Survey Data

Reg No

14936009


Rating

Regional


Categories of Special Interest

Architectural, Artistic


Original Use

Country house


Date

1720 - 1760


Coordinates

220719, 207036


Date Recorded

09/09/2004


Date Updated

--/--/--


Description

Detached U-plan three-bay two-storey over basement county house, built c.1740, with pedimented entrance bay and extension to rear. Hipped slate roof with terracotta ridge tiles, rendered chimneystacks and some cast-iron rainwater goods. Roughcast rendered walls with stucco quoins and sandstone ogee cornice. Square-headed window openings with tooled stone sills and timber sash window. Round-headed stairlight to rear elevation. Round-headed window openings to ground floor front elevation, square-headed window openings to first floor front elevation and diminutive round-headed window opening to pediment all with sandstone label and hoodmouldings, altered and embellished c.1870. Square-headed door opening with Gibbsian surround, timber panelled door, surrounded by cornice and flanked by round-headed sidelights.
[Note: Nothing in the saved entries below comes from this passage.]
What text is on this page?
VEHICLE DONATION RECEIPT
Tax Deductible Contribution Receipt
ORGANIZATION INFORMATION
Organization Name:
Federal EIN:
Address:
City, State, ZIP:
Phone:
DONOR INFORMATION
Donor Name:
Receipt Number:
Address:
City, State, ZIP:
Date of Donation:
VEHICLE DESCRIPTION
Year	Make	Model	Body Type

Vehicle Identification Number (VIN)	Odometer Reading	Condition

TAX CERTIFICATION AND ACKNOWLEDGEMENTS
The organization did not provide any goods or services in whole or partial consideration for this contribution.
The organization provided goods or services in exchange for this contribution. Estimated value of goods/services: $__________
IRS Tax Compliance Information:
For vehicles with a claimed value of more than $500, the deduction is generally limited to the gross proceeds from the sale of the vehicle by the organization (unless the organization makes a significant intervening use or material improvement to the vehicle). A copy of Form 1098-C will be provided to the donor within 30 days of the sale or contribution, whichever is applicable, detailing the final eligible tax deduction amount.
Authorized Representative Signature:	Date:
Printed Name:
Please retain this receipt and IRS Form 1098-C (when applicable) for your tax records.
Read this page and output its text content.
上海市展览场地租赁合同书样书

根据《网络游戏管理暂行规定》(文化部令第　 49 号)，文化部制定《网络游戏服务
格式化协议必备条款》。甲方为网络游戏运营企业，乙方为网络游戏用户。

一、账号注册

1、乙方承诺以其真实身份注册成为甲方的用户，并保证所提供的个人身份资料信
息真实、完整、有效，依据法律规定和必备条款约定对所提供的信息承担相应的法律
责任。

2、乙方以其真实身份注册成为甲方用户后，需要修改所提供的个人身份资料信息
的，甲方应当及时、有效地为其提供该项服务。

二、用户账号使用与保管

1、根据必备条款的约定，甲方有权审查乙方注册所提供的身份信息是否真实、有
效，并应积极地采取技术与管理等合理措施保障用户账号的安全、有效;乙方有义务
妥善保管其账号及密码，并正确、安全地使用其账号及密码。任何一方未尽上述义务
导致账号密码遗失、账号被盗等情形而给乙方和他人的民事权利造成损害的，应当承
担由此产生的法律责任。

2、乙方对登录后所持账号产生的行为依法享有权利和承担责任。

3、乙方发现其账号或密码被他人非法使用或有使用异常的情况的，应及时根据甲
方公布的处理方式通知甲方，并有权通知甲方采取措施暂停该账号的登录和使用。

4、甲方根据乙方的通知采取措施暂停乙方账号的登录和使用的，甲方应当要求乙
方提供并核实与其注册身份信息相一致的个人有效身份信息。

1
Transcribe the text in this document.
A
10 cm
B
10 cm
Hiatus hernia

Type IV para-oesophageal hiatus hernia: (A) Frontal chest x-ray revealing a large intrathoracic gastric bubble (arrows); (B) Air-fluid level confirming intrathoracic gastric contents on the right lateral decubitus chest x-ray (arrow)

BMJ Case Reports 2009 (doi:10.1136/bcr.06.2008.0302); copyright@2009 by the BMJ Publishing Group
Door accessed up nine steps and flanked by splayed plinth wall. Two-storey outbuildings and stables to south of house with pitched slate roofs and round-headed door openings with sandstone arches. Ranges of former outbuildings to south-east of house now in separate ownership and in use as a private dwelling. Walled garden to south of house. Gate lodge to entrance with hipped slate roof, roughcast rendered walls and decorative Gothic door flanked by sidelights, c.1810.

Appraisal

Lettybrook House is a wonderful example of Irish early eighteenth-century domestic architecture. The scale and form of the house is typical of the period and architectural motifs used in its styling were popular and much used in Palladian architecture. Although the sandstone hoodmouldings to the windows are a nineteenth-century addition as are the arrangement of the timber sash windows, the door surround and pediment encapsulate eighteenth-century architecture. The finely tooled Gibbsian door surround is of particular note and contributes and architectural and artistic significance to the structure. The extensive outbuildings and walled gardens contribute to the setting of the house. The gate lodge must once have provided an elegant entrance to the house displaying elements of the Tudor style fashionable at the beginning of the nineteenth-century.